- Ну что?
- Нет, Ева, - ответил я. - Я с тобой не поеду.
К нам подошел официант и сказал:
- Тут один тип хочет поговорить с тобой. Он сидит за вами.
- Скажи, что я занята, - сказала Ева, даже не обернувшись: она была самой красивой проституткой в тех краях и могла, даже не поморщившись, потерять двадцать фунтов. А вообще-то он мог и подождать; если ему приспичило, то должен был знать, что лучше Евы не найти. - Значит, не хочешь быть сутенером? Не хочешь?
- Не хочу, - сказал я. И поспешно добавил: - Я тебя люблю. Я люблю тебя, но сутенером не буду. Порыпаюсь еще. В конце концов я найду работу. - Прозвучало это как-то не слишком убедительно, и я еще раз с мукой в голосе повторил, переживая при этом за сидевшего сзади типа. - Я тебя люблю.
- А как там Гриша?
- Так, живет помаленьку. - И вдруг без всяких предисловий я сказал: - Послушай, Ева, мне нужно триста фунтов. Я могу получить работу, есть тут один субъект, он может помочь. Но, сволочь, все деньги сразу ему выкладывай.
- Поедем в Иерусалим, - сказала она. - Всё. И хватит со мной про деньги.
Она вынула из сумочки фунтовую банкноту и положила на стол, хотя счет вряд ли превышал шестьдесят пиастров.
- Пошли, - сказала она.
Я сидел как сидел. Не люблю задавать лишних вопросов и, Бог мне свидетель, никогда не любил. Я ждал, что она сама догадается. Ева сказала:
- Не бойся, я еще ни с кем не была.
Мы вышли; сидевший за нами тип злобно засопел, но не сдвинулся с места; он был человек стойкий и решил подождать.
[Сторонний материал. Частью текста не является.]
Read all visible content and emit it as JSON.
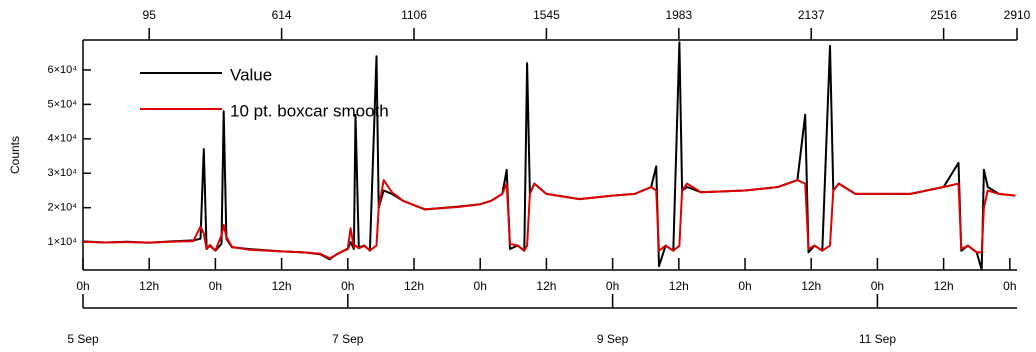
{
  "chart_data": {
    "type": "line",
    "y_label": "Counts",
    "x": [
      0,
      4,
      8,
      12,
      16,
      20,
      21.3,
      21.9,
      22.4,
      23,
      24,
      25.1,
      25.5,
      26,
      27,
      30,
      36,
      40,
      43,
      44.7,
      46,
      48,
      48.5,
      49.1,
      49.4,
      50,
      51,
      52,
      53.2,
      53.6,
      54.5,
      56,
      58,
      62,
      68,
      72,
      74,
      76,
      76.8,
      77.4,
      78.8,
      80,
      80.5,
      81,
      81.8,
      84,
      90,
      96,
      100,
      103,
      103.9,
      104.4,
      105.6,
      107,
      108.1,
      108.6,
      109.5,
      112,
      120,
      126,
      129.5,
      130.9,
      131.5,
      132.6,
      134,
      135.4,
      136,
      137,
      140,
      150,
      156,
      158.7,
      159.2,
      160.4,
      162,
      162.9,
      163.3,
      164,
      166,
      169
    ],
    "series": [
      {
        "name": "Value",
        "color": "#000000",
        "values": [
          10200,
          9900,
          10100,
          9800,
          10200,
          10500,
          11000,
          37000,
          8000,
          9000,
          7500,
          9500,
          48000,
          11000,
          8500,
          8000,
          7300,
          7000,
          6500,
          5000,
          6500,
          8000,
          10000,
          8000,
          47000,
          8500,
          9000,
          7500,
          64000,
          20000,
          25000,
          24000,
          22000,
          19500,
          20300,
          21000,
          22000,
          24000,
          31000,
          8000,
          9000,
          7500,
          62000,
          24000,
          27000,
          24000,
          22500,
          23500,
          24000,
          26000,
          32000,
          3000,
          9000,
          7500,
          68000,
          25000,
          26000,
          24500,
          25000,
          26000,
          28000,
          47000,
          7000,
          9000,
          7500,
          67000,
          25000,
          27000,
          24000,
          24000,
          26000,
          33000,
          7500,
          9000,
          7000,
          2000,
          31000,
          26000,
          24000,
          23500
        ]
      },
      {
        "name": "10 pt. boxcar smooth",
        "color": "#e00000",
        "values": [
          10100,
          9900,
          10000,
          9900,
          10100,
          10300,
          14500,
          12500,
          8000,
          9200,
          7600,
          12000,
          15000,
          11500,
          8600,
          7800,
          7300,
          7000,
          6600,
          5300,
          6400,
          8200,
          14000,
          8500,
          9000,
          8200,
          9000,
          7600,
          9000,
          20000,
          28000,
          24500,
          22000,
          19500,
          20200,
          21000,
          22000,
          24000,
          27000,
          9500,
          9000,
          7500,
          9000,
          24000,
          27000,
          24000,
          22500,
          23500,
          24000,
          26000,
          25000,
          7500,
          9000,
          7500,
          9000,
          25000,
          27000,
          24500,
          25000,
          26000,
          28000,
          27000,
          8000,
          9000,
          7500,
          9000,
          25000,
          27000,
          24000,
          24000,
          26000,
          27000,
          8000,
          9000,
          7000,
          7000,
          20000,
          25000,
          24000,
          23500
        ]
      }
    ],
    "xlim": [
      0,
      169.3
    ],
    "xticks": [
      {
        "value": 0,
        "label": "0h"
      },
      {
        "value": 12,
        "label": "12h"
      },
      {
        "value": 24,
        "label": "0h"
      },
      {
        "value": 36,
        "label": "12h"
      },
      {
        "value": 48,
        "label": "0h"
      },
      {
        "value": 60,
        "label": "12h"
      },
      {
        "value": 72,
        "label": "0h"
      },
      {
        "value": 84,
        "label": "12h"
      },
      {
        "value": 96,
        "label": "0h"
      },
      {
        "value": 108,
        "label": "12h"
      },
      {
        "value": 120,
        "label": "0h"
      },
      {
        "value": 132,
        "label": "12h"
      },
      {
        "value": 144,
        "label": "0h"
      },
      {
        "value": 156,
        "label": "12h"
      },
      {
        "value": 168,
        "label": "0h"
      }
    ],
    "date_ticks": [
      {
        "value": 0,
        "label": "5 Sep"
      },
      {
        "value": 48,
        "label": "7 Sep"
      },
      {
        "value": 96,
        "label": "9 Sep"
      },
      {
        "value": 144,
        "label": "11 Sep"
      }
    ],
    "x2ticks": [
      {
        "value": 12,
        "label": "95"
      },
      {
        "value": 36,
        "label": "614"
      },
      {
        "value": 60,
        "label": "1106"
      },
      {
        "value": 84,
        "label": "1545"
      },
      {
        "value": 108,
        "label": "1983"
      },
      {
        "value": 132,
        "label": "2137"
      },
      {
        "value": 156,
        "label": "2516"
      },
      {
        "value": 169.3,
        "label": "2910"
      }
    ],
    "ylim": [
      1900,
      68700
    ],
    "yticks": [
      {
        "value": 10000,
        "label": "1×10⁴"
      },
      {
        "value": 20000,
        "label": "2×10⁴"
      },
      {
        "value": 30000,
        "label": "3×10⁴"
      },
      {
        "value": 40000,
        "label": "4×10⁴"
      },
      {
        "value": 50000,
        "label": "5×10⁴"
      },
      {
        "value": 60000,
        "label": "6×10⁴"
      }
    ],
    "grid": false
  }
}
Первый он будет или второй, ему было все равно. Ну а мне - нет. Не говоря уж о чем другом, но хотя бы в тот день, когда мы вместе, я должен быть первым. Был у нас с ней такой уговор, Ева мне поклялась - в первый наш день в борделе, подмываясь при этом с истинно кошачьей грацией. Я, может, и поехал бы с ней в Иерусалим, ибо идея стать сутенером в святом городе казалась мне незатасканной; но я слишком хорошо знал Еву. Я знал, что еженощно после тяжелой своей работы она будет прыгать ко мне в койку, рассчитывая, что я буду цацкаться с ней, как с целкой; так оно и будет, потому что для них это способ очищаться. Увы. В этом смысле все они одинаковы и ни для кого не делают исключений.
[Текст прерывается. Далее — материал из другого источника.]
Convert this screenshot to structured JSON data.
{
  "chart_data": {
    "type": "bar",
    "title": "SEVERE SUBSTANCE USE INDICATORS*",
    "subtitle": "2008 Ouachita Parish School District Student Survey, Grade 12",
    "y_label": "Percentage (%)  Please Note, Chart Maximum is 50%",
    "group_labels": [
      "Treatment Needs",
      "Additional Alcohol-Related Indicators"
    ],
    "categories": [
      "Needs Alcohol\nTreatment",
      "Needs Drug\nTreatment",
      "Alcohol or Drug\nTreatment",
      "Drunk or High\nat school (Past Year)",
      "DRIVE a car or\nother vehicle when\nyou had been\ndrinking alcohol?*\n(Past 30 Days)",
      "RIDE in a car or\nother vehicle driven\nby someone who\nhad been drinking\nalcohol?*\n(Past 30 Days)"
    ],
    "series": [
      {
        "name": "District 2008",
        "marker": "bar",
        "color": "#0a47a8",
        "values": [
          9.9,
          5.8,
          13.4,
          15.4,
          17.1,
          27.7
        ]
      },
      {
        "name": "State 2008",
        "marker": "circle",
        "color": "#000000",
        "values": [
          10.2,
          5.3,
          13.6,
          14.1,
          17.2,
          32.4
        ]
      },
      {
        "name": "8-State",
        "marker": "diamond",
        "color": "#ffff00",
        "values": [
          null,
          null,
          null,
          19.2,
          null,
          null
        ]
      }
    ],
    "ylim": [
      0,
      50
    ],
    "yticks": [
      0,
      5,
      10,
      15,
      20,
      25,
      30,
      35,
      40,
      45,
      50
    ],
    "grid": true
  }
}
Это нелегкий кусок хлеба, а они - бабы жесткие, куда жестче наших жен и дочек или матерей. Сколько мы ни ходили с Евой, всегда только по главной улице, хотя я не раз ей втолковывал, что куда приятней ходить по боковым улочкам и что пальмы гам напоминают мне о Палермо. Но она на это чихала и, повиснув у меня на руке, вместе со мной продиралась сквозь толпу, останавливалась у витрин, читала вывешенные на дверях ресторанов меню - пусть все видят, что у нее тоже есть свой мужик, свой собственный киренеянин, и, значит, она может поплевывать свысока на презрение всего мира. Этим киренеянином был я. Повторяю: это черствый кусок хлеба, тут нужны крепкие зубы и хорошая кровь. Я, например, никогда не мог разобраться, сколько человек побывало у нее в постели: пять, десять или все двадцать, а она словно наперед знала, если мне случалось сделать ходку налево. Размышляя об этом, я шел по улице Бен-Иегуда в первом часу дня, термометр показывал сорок градусов в тени, а меня трясло от злости. Только позже, в гостинице, вернулось ко мне хорошее настроение. Я любил глядеть, как, скинув с себя цветастые тряпки, она ходит по каменному полу и курит сигарету за сигаретой. Она была изящна, как кошка, и знала об этом. Ноги длинные, грудь - как у негритянки и ангельское личико. Только глаза были угрюмые, злые, словно прокляла она всех и вся. А имя было хорошее: Ева. Я лежал на чистой, шуршащей простыне и глядел на нее; я уже порядком устал - тоже свидетельство в ее пользу: не каждая женщина может в сорокаградусную жару измучить мужчину, даже мужчину, не евшего по-человечески целых два месяца.
- Хамсин идет, - сказала Ева.
Я встал, завернулся в простыню и подошел к окну. И правда, море потемнело, а пыльные деревья на улице казались изваянными из гипса; деревья и их тени - всё замирало. Люди шли торопливо, стараясь прошмыгнуть под низкими маркизами лавок.